Wow, how about that mammoth west of Ann Arbor! No, no, not the woolly mammoth, but that place called Menards. The gigantic store that makes other big-box stores feel like shoeboxes! It’s like a Walmart mated with a Home Depot! How can you write about this place and not use too many exclamation points! General manager Mark Blumberg says that at 244,000 square feet (not counting outdoor lumberyard and garden space), “it’s definitely twice the size of Lowe’s” down the street, though he adds, “That’s a small Lowe’s.”
John Menard started his business in 1959, building pole barns in Eau Claire, Wisconsin, and soon added a lumberyard to supply his construction crews. He called it Menards Cashway Lumber and opened stores around the Midwest.
As the chain grew, Menard began to buy truckloads of manufacturers’ overstock to find out what else people would throw in the cart when they went lumber shopping. He found they would buy anything from a mattress to a giant box of chocolate Cheerios. Today it’s easier to name what’s not at Menards than what is. Blumberg’s short list of what you won’t find here: TVs, computers, fresh produce, meat, guns. As for what is here, if you think of it, you can probably find some form of it: “clothing like jeans, gloves, work boots; deer stands; a garden center; a pet area; housewares; a lot of food for the average person.” In fact the tall shelves of snack foods and cereal are more than basic, they’re creative: baby-back-rib-flavored chips, for instance.
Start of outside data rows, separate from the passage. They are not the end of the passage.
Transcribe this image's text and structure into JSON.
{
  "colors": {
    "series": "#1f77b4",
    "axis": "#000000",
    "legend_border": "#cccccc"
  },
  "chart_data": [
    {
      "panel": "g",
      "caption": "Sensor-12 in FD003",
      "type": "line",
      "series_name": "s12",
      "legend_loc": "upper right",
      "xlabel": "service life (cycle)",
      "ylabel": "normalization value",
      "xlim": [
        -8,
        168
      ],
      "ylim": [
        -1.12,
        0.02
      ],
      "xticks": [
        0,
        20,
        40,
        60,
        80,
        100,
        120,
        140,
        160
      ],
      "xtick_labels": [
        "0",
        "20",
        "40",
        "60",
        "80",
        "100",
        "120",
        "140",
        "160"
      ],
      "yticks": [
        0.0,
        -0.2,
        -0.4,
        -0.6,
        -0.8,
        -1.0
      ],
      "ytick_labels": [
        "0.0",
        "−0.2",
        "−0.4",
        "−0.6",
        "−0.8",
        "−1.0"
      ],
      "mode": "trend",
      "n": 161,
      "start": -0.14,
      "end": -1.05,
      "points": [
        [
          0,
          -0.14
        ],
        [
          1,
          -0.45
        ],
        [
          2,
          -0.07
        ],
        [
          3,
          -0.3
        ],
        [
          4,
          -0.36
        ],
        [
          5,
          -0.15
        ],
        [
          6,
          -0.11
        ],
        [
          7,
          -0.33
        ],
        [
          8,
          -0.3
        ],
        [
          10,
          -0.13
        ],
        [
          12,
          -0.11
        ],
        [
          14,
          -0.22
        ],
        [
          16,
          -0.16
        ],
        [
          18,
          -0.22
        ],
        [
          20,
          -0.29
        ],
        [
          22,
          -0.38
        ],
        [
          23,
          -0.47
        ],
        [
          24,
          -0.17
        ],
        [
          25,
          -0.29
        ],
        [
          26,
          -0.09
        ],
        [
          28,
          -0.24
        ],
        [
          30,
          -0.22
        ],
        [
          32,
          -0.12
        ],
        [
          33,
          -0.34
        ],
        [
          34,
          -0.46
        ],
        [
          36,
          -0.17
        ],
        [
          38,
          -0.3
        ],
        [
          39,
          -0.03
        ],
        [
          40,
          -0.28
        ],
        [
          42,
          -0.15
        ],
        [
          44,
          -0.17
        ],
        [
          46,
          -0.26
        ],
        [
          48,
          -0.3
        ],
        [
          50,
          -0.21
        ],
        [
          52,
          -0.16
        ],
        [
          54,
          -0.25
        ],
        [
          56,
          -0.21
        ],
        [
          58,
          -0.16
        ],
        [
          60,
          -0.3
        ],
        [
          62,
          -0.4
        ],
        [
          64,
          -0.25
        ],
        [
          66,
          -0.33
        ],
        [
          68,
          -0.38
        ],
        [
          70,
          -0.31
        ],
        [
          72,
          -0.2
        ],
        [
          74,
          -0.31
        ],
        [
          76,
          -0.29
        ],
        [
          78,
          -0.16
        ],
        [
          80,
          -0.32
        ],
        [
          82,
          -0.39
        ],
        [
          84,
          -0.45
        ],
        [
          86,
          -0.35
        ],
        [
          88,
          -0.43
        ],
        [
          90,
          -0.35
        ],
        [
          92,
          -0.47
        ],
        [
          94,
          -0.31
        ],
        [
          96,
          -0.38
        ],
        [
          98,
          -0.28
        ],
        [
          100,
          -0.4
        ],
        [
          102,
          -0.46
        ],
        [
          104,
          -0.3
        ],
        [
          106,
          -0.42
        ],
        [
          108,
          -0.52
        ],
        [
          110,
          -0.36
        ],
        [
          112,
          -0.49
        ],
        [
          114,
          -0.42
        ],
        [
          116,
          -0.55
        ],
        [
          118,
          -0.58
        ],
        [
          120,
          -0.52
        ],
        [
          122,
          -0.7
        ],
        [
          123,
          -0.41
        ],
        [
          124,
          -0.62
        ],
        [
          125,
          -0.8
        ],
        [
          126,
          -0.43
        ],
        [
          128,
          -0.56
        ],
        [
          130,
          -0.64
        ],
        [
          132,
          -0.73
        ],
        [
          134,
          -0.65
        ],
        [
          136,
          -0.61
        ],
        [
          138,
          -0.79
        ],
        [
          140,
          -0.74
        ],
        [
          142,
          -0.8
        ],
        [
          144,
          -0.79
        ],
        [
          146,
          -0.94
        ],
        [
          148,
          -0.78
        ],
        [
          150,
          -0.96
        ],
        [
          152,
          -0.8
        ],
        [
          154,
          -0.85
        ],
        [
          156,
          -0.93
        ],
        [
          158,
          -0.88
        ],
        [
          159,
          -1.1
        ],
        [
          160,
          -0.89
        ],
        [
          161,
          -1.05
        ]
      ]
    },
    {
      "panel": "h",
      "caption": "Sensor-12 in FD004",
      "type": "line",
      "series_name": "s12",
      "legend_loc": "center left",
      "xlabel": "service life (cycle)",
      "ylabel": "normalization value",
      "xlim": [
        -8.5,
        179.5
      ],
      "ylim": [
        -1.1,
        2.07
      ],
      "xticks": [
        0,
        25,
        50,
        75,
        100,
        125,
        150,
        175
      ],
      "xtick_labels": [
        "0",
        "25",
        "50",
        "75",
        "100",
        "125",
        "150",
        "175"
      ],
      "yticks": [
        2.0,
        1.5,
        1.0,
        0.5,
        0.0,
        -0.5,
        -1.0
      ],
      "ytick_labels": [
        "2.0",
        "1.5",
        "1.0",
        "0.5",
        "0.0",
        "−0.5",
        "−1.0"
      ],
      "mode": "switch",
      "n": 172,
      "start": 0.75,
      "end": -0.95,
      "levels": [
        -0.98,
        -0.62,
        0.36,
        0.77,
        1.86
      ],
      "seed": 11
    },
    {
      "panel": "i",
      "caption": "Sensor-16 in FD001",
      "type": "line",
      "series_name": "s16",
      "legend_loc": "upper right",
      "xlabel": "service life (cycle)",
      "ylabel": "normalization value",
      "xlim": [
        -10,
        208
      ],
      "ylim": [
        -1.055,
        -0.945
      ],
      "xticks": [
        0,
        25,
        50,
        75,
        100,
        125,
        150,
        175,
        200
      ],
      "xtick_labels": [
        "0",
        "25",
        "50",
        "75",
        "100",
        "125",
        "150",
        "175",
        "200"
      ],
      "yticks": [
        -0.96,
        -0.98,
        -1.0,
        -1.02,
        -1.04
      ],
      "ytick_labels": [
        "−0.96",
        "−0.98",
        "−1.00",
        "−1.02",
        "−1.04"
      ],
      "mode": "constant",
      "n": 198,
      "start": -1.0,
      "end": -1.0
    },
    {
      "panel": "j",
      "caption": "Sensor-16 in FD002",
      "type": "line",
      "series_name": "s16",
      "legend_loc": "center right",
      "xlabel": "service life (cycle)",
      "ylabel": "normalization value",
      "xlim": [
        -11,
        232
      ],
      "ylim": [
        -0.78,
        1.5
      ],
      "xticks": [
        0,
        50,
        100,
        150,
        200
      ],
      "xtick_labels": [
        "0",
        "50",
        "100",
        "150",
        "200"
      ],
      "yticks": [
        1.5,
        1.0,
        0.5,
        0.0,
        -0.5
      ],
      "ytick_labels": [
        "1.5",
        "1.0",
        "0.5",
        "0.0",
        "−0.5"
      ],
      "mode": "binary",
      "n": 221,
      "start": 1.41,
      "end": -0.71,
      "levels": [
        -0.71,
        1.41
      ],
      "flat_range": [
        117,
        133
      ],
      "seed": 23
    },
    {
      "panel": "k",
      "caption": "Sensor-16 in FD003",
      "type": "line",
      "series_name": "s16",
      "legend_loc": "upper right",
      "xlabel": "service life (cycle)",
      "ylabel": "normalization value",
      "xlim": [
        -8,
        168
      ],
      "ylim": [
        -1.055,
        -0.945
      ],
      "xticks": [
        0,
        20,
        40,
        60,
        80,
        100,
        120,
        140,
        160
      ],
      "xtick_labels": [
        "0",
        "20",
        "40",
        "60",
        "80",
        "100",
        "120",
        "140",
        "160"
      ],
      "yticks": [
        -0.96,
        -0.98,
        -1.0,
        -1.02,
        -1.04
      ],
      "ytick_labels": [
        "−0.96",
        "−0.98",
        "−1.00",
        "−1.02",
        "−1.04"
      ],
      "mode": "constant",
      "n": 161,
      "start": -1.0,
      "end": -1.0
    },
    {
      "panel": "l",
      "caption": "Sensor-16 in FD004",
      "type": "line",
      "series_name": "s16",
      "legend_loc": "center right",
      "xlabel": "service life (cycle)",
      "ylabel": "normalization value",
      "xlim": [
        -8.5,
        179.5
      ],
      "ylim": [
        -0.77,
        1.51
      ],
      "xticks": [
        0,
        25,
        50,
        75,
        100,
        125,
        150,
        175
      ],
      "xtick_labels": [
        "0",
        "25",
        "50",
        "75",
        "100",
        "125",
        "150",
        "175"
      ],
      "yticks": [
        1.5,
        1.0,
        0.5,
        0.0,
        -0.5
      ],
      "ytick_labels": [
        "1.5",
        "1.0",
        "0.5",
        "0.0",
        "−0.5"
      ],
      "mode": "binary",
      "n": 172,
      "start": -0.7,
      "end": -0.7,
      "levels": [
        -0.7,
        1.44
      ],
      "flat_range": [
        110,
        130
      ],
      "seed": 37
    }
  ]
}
Building supplies is the only area where Menards strives to be comprehensive: “longer-length lumber, up to twenty feet long, shingles, siding. We build our own roof trusses.”
As big as it is, the store is essentially one large pole barn, and, for a company that specializes in building them, this one seems to have taken a long time to materialize. Blumberg explains the delay: in between the groundbreaking and the completion, the store prototype was redesigned, and now features two mezzanines connected by a catwalk over in the lumber area. He said he knew nothing about and couldn’t comment on whether the redesign and the delay were related to a fatal accident last year in Macomb County where a customer was killed by a falling pallet of tile. Jeff Abbott, company spokesperson from the Eau Claire office, emails: “We’re unable to comment on pending litigation.” (Colletti vs. Menard Inc. is being litigated by Fieger Law.)
Blumberg, who has been with the company thirteen years, also declines to comment on one of the oddest aspects of the Menards employee contract, cited in a 2007 Milwaukee Magazine article: Menards managers are forbidden to build houses, even if they don’t buy a single nail from Menards. Abbott clarifies that that doesn’t apply to all managers: “Our General Managers are well-paid individuals and we request that they focus their attention on serving and satisfying our customers’ needs. In consideration, we ask that our General Managers avoid any situation that may place them or us in a compromising situation by simply purchasing a completed home if need be. Lower-level managers do not have this restriction.” Blumberg says that ban only affects “four or five people in the store.”
Menards has exploded into southeastern Michigan and Ohio. The Warren store was opening as Blumberg spoke, and he says three or four more will open in the region this year. The company builds a distribution center first–in this case, in Holiday City, Ohio–then begins populating the area with stores.
Scio Township trustee Jack Knowles says it’s not unusual for a Menards to be down the street from a Lowe’s. “These guys are similar to drugstores. They like to go head to head for some reason” and adds that “about eight years ago, a Home Depot was coming in, but that died when the economy went soft.” He says the Jackson Rd. store is zoned so the company can section off some of its large parking lot and front lawn into out-lots–probably for restaurants.